Comment 118104

By John Neary (registered) | Posted May 02, 2016 at 13:43:06 in reply to Comment 118094

As a general internist who cares for a lot of people with serious medical problems, I agree that medical fitness to drive is likely a contributing factor behind a meaningful proportion of road traffic accidents.

That being said, I do have a correction to make to one of your points:

there is a great hesitancy from family physicians to remove drivers licenses from individuals with health issues that could impact their safety

The relevant legislation is Section 203 of the Highway Traffic Act, which reads

Every legally qualified medical practitioner shall report to the Registrar the name, address and clinical condition of every person sixteen years of age or over attending upon a medical practitioner for medical services, who, in the opinion of such medical practitioner is suffering from a condition that may make it dangerous for such person to operate a motor vehicle.

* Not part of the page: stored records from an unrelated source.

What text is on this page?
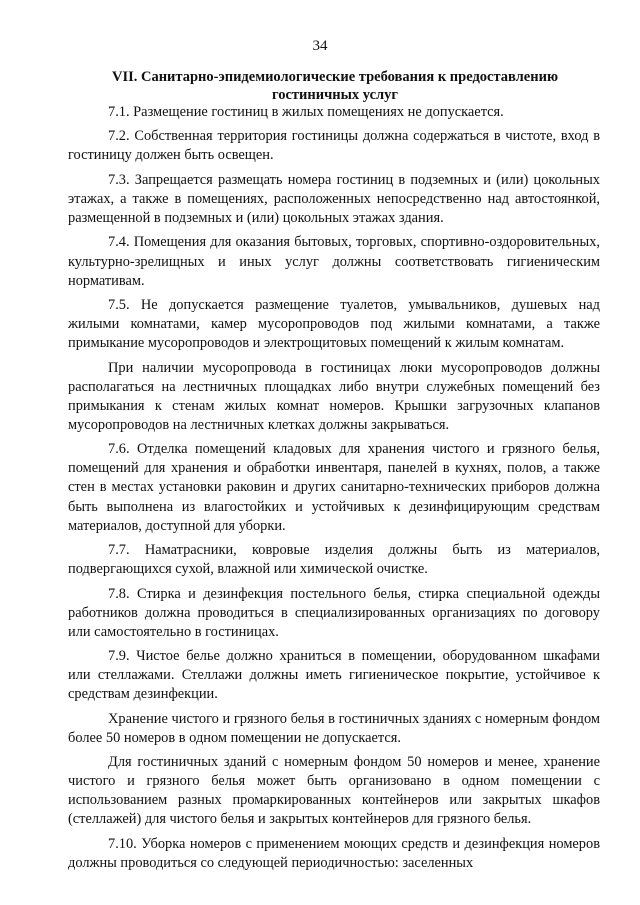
34
VII. Санитарно-эпидемиологические требования к предоставлению гостиничных услуг

7.1. Размещение гостиниц в жилых помещениях не допускается.

7.2. Собственная территория гостиницы должна содержаться в чистоте, вход в гостиницу должен быть освещен.

7.3. Запрещается размещать номера гостиниц в подземных и (или) цокольных этажах, а также в помещениях, расположенных непосредственно над автостоянкой, размещенной в подземных и (или) цокольных этажах здания.

7.4. Помещения для оказания бытовых, торговых, спортивно-оздоровительных, культурно-зрелищных и иных услуг должны соответствовать гигиеническим нормативам.

7.5. Не допускается размещение туалетов, умывальников, душевых над жилыми комнатами, камер мусоропроводов под жилыми комнатами, а также примыкание мусоропроводов и электрощитовых помещений к жилым комнатам.

При наличии мусоропровода в гостиницах люки мусоропроводов должны располагаться на лестничных площадках либо внутри служебных помещений без примыкания к стенам жилых комнат номеров. Крышки загрузочных клапанов мусоропроводов на лестничных клетках должны закрываться.

7.6. Отделка помещений кладовых для хранения чистого и грязного белья, помещений для хранения и обработки инвентаря, панелей в кухнях, полов, а также стен в местах установки раковин и других санитарно-технических приборов должна быть выполнена из влагостойких и устойчивых к дезинфицирующим средствам материалов, доступной для уборки.

7.7. Наматрасники, ковровые изделия должны быть из материалов, подвергающихся сухой, влажной или химической очистке.

7.8. Стирка и дезинфекция постельного белья, стирка специальной одежды работников должна проводиться в специализированных организациях по договору или самостоятельно в гостиницах.

7.9. Чистое белье должно храниться в помещении, оборудованном шкафами или стеллажами. Стеллажи должны иметь гигиеническое покрытие, устойчивое к средствам дезинфекции.

Хранение чистого и грязного белья в гостиничных зданиях с номерным фондом более 50 номеров в одном помещении не допускается.

Для гостиничных зданий с номерным фондом 50 номеров и менее, хранение чистого и грязного белья может быть организовано в одном помещении с использованием разных промаркированных контейнеров или закрытых шкафов (стеллажей) для чистого белья и закрытых контейнеров для грязного белья.

7.10. Уборка номеров с применением моющих средств и дезинфекция номеров должны проводиться со следующей периодичностью: заселенных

That is, the physician does not remove the driver's license. He or she reports to the MTO that there is a condition that may make it dangerous for the person to operate a motor vehicle, and the MTO makes the final decision.

At least, that's how it is supposed to work. In real life, physicians are aware that they way in which they phrase their reports has great influence over what the MTO decides. The duty to report is not discretionary, and I think most physicians do take it seriously, although we're acutely aware of how much independence is lost in a car-dependent society when we do report concerns regarding fitness to drive and the MTO pulls the license.

There is room to improve the mechanism for reporting and follow-up, but more importantly, there is room to improve land use planning and transit service in order to allow people of all ages to be as independent as possible regardless of whether they can (or do) drive.